Click here to review the Traffic Operations Study for the project.
The Housing Accountability Act (HAA), Government Code section 65589.5, establishes limitations to a local government’s ability to deny, reduce the density of, or make infeasible housing development projects, emergency shelters, or farmworker housing that are consistent with objective local development standards and contribute to meeting housing need. The Legislature first enacted the HAA in 1982 and recently amended the HAA to expand and strengthen its provisions as part of the overall recognition of the critically low volumes of housing in California. In amending the HAA, the Legislature made repeated findings that the lack of housing and the lack of affordable housing, is a critical problem that threatens the economic, environmental, and social quality of life in California. More information on the HAA can be found here.
SB 330 limited the ability of cities and counties to reduce the permitted density on property designated for residential uses absent a concurrent density increase on other property, prohibited cities from enforcing caps on housing development, streamlined the review of certain entitlements for housing projects, allowed for vesting of city and county land use policies and fees for housing projects, limited the number of hearings concerning certain housing projects, and required replacement of certain “protected units.” The text of SB 330 (Government Code Section 65589.5) can be found here.
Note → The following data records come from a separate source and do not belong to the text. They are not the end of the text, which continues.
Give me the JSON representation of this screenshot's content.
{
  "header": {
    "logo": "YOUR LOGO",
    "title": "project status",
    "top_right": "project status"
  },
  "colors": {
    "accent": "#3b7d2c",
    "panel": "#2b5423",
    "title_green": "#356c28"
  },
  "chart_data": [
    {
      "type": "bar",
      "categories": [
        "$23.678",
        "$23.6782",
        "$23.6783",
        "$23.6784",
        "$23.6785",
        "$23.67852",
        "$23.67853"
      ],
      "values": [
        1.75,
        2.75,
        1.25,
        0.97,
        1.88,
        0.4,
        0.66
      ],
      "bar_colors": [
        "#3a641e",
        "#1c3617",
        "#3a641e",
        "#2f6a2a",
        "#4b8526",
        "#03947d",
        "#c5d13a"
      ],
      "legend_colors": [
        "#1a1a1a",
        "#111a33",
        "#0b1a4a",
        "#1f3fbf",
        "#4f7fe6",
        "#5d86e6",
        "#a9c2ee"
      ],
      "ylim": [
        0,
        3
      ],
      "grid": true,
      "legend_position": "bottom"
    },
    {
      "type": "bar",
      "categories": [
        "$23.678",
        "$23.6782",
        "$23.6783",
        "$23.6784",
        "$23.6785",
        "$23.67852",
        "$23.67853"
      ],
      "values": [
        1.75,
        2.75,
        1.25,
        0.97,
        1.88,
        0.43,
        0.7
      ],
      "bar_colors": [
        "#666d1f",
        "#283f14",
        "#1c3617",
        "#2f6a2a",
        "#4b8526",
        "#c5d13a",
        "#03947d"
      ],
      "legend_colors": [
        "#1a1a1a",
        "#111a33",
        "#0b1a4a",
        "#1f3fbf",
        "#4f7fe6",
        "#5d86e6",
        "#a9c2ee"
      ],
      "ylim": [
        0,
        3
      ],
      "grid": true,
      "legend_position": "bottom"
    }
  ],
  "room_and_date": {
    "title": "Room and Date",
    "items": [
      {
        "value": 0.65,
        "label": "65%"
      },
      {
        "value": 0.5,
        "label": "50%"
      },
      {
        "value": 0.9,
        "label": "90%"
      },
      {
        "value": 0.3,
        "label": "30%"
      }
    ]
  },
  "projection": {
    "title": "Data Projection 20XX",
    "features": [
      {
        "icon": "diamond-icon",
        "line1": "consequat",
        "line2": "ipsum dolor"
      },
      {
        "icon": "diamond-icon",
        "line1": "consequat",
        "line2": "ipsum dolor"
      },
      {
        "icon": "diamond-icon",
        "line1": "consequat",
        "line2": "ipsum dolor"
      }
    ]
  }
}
The Density Bonus Law (found in California Government Code Sections 65915 – 65918) provides developers with tools to encourage the development of affordable and senior housing, including up to a 50% increase in project densities for most projects, depending on the amount of affordable housing provided. The Density Bonus is a state mandate. A developer who meets the requirements of the state law is entitled to receive the density bonus and other benefits as a matter of right. As with any State mandate, some local governments will resist complying with the State requirement. But many local governments favor the density bonus as a helpful tool to encourage continued diversity of housing, income levels and lifestyles within their communities.